Perilaku Berjudi

advertisement
Perjudian, sama halnya dengan pelacuran, telah ada dimuka bumi sama dengan peradaban manusia
(baca: Sejarah & Jenis Perjudian). Dalam cerita Mahabarata dapat diketahui bahwa Pandawa menjadi
kehilangan kerajaan dan dibuang kehutan selama 13 tahun karena kalah dalam permainan judi
melawan Kurawa. Didunia barat perilaku berjudi sudah dikenal sejak jaman Yunani kuno.
Keanekaragaman permainan judi dan tekniknya yang sangat mudah membuat perjudian dengan cepat
menyebar ke seluruh penjuru dunia.
Sama seperti bangsa-bangsa lain di dunia, perilaku berjudi juga merebak dalam masyarakat Indonesia.
Namun karena hukum yang berlaku di Indonesia tidak mengijinkan adanya perjudian, maka kegiatan
tersebut dilakukan secara sembunyi-sembunyi. Perjudian dalam masyarakat Indonesia dapat dijumpai
diberbagai lapisan masyarakat. Bentuk-bentuk perjudian pun beraneka ragam, dari yang tradisional
seperti perjudian dadu, sambung ayam, permainan ketangkasan, tebak lagu sampai pada penggunaan
teknologi canggih seperti judi melalui telepon genggam atau internet. Bahkan kegiatan-kegiatan
olahraga seperti Piala Dunia 2002 (Worldcup 2002) yang baru saja berlangsung tidak ketinggalan
dijadikan sebagai lahan untuk melakukan perjudian. Perjudian online di internet pun sudah sangat
banyak dikunjungi para penjudi, meskipun tidak diperoleh data apakah pengguna internet Indonesia
sering ngebrowse ke situs -situs tersebut. Webstakes.com dan Aceshigh.com merupakan dua nama situs
judi online yang telah dikunjungi oleh jutaan pengunjung, sebagai mana dilansir oleh majalah info
komputer (dalam Glorianet.org). Dari sekian banyak jumlah pengunjung yang masuk bukan tidak
mungkin bahwa pengunjungnya adalah orang Indonesia.

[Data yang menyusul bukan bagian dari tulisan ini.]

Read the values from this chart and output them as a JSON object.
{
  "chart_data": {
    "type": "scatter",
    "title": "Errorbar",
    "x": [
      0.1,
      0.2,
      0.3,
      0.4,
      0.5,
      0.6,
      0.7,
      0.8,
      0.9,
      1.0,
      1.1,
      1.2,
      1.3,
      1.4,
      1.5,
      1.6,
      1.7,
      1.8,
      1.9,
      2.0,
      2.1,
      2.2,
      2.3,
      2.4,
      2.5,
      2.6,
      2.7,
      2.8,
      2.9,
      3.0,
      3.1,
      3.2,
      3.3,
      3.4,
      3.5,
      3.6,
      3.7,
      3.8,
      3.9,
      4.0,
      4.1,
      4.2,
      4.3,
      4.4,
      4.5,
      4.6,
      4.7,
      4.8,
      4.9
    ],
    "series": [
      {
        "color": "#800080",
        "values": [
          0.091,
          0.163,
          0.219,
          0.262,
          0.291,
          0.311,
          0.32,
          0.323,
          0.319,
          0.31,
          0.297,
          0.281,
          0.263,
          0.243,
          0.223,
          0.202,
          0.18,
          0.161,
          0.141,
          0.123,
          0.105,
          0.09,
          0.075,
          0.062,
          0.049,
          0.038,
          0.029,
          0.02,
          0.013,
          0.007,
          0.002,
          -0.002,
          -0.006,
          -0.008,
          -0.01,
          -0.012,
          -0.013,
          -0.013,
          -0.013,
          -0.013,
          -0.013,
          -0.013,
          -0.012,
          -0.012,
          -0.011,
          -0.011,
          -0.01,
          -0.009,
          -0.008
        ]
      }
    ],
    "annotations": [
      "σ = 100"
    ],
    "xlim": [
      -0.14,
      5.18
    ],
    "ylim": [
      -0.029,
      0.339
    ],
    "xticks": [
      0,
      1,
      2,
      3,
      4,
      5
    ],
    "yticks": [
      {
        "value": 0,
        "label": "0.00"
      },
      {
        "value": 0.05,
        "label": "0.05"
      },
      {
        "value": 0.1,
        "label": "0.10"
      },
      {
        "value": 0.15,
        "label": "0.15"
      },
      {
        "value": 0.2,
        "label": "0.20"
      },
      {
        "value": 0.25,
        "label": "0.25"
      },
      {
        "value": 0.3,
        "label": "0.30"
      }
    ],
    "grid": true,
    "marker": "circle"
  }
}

Niat pemerintah propinsi DKI Jakarta untuk melokalisasikan perjudian ke sebuah tempat di Kepulauan
Seribu beberapa waktu yang lalu, mendapatkan berbagai tanggapan baik pro maupun kontra. Sebagian
menyambut baik usulan tersebut dengan alasan agar dapat memonitor kegiatan perjudian seperti yang
juga dilakukan oleh negara tetangga seperti Malaysia atau ingin mengulang kembaliapa yang pernah
dilakukan oleh Gubernur DKI tahun 1967 dengan melokalisasi perjudian liar ke tempat-tempat tertentu.
Sebagian lagi menentang dengan kerasusulan tersebut karena dengan lokalisasi tersebut pemerintah
dianggap mendukung perilaku berjudi, padahal hal tersebut jelas-jelas dilarang oleh undang-undang.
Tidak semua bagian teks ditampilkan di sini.